此时,德国黑海舰队主力还在继续围攻高加索方向一干俄国港口,与残余的红军黑海舰队打得不亦乐乎,而德国空军则配合着他们的行动,拼命做出即将登陆的假象,整个亚速海方向反倒是一片平静,这成功地吸引了红军空军和海军的视线,对亚速海区丝毫没投去视线,整个上午一架飞机也没来侦查,而下午接近傍晚时,纷纷落落的小雪开始下了起来,这更意味着能见度的降低和飞行侦查的受限,贝尔纳德和所有罗马尼亚海军将士大喜过望,他们加快进度,以16节的速度慢慢向上游开去,同时准备好了对岸火力以应付突发事件。根据计划,他们将在今天夜里8点钟抵达关键区域,那里是红军62、64集团军准备渡河的河段,一不当心就会被发现,苏德双方围绕着渡河与反渡河已打生打死了好几天,红军虽然费了极大力气,依然没能够实现渡河,连浮桥都没能够架起来。
离关键水域越来越近,听着远处传来的枪炮声,贝尔纳德和一干罗马尼亚海军心都提到了嗓子眼,虽然俄国人在顿河里没有值得一提的作战力量,但万一被发现而招来集火攻击的话就不太妙,军舰的机动优势在这种情况下不值得依仗,只不过作战指令是必须要执行的,不说各军舰上都派驻有德国军事观察员和联络军官,光是德国人可能因自己作战不利而不向海军交付那几艘法国军舰的前景自己就难以承受高层的怒火——海军元帅可是牢牢盯着那几艘已过时的老式战列舰呢。

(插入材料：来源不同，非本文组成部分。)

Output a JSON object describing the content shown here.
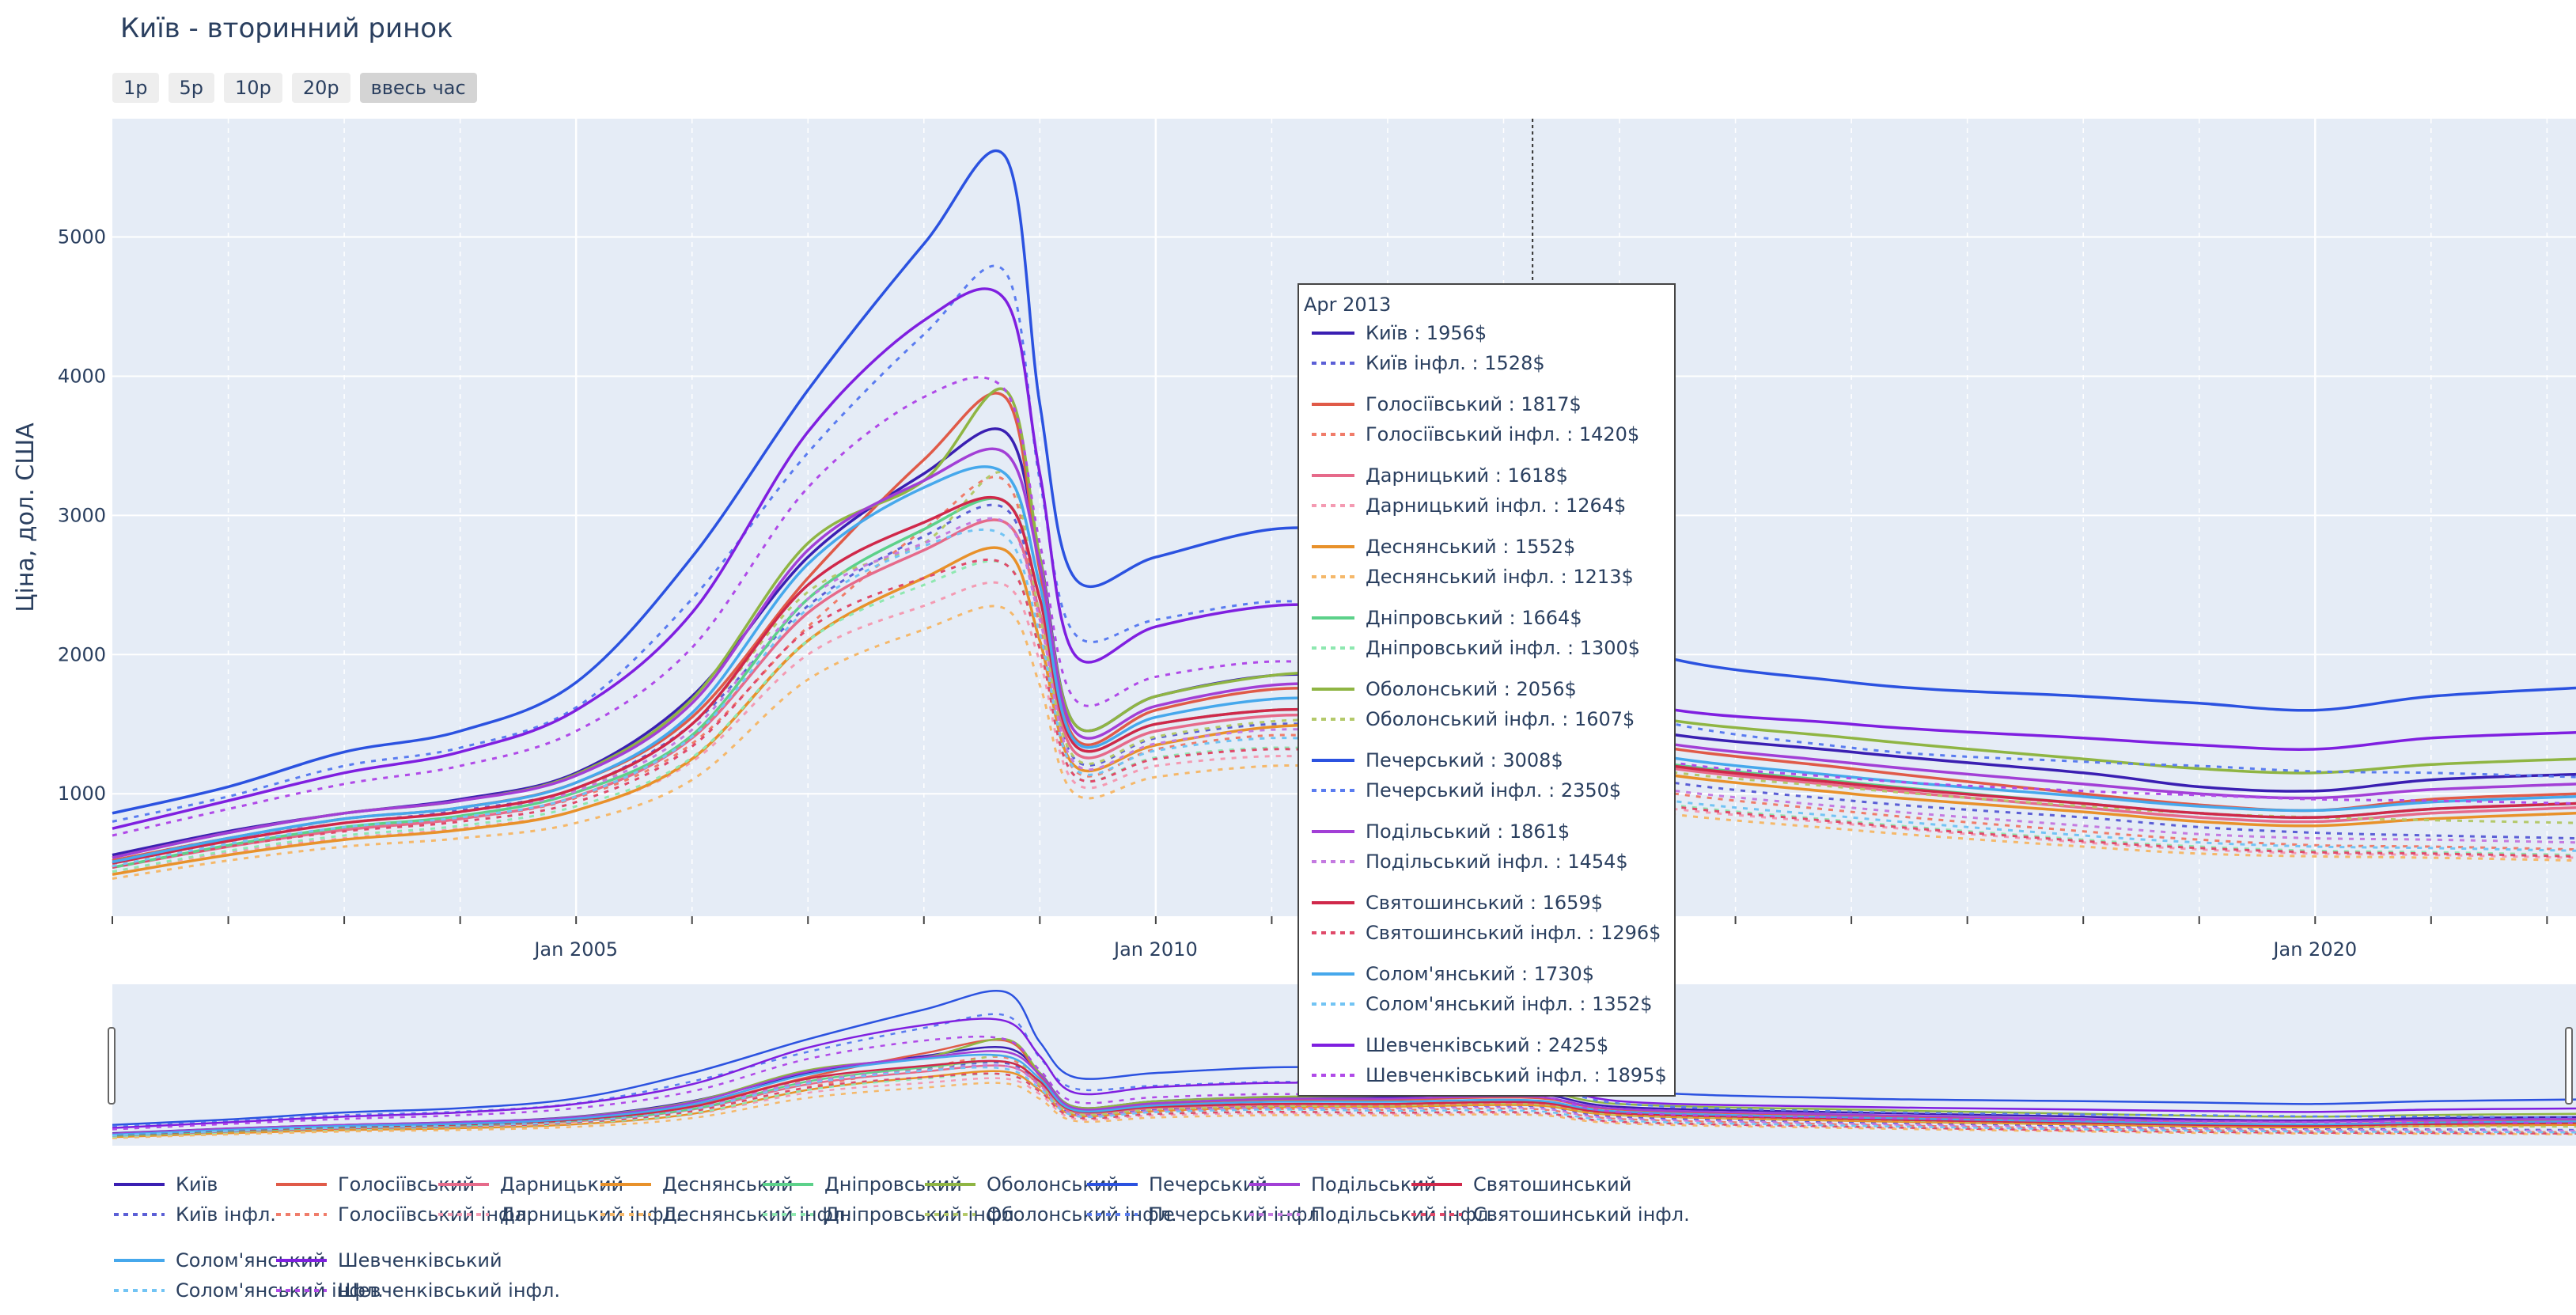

在航行过程中,积雪已开始覆盖两岸地貌,但他依然可以分辨出前些日子双方围绕浮桥架设、渡口争夺而留下来的痕迹:被摧毁的浮桥设施、被击毁的火炮和重型装备,河面上还泡着数量不少的尸体,他仔细查看了一下,基本都是俄国人,岸边的尸体倒是被清理干净了。看着已被河水泡烂、泡涨,随着军舰行进而随波泛开去的尸体,更隐隐约约看到被染上红色的河水,所有人都感觉头皮发麻——或许明年顿河的鱼类会有一个好收成,只是不知道还有没有人敢吃。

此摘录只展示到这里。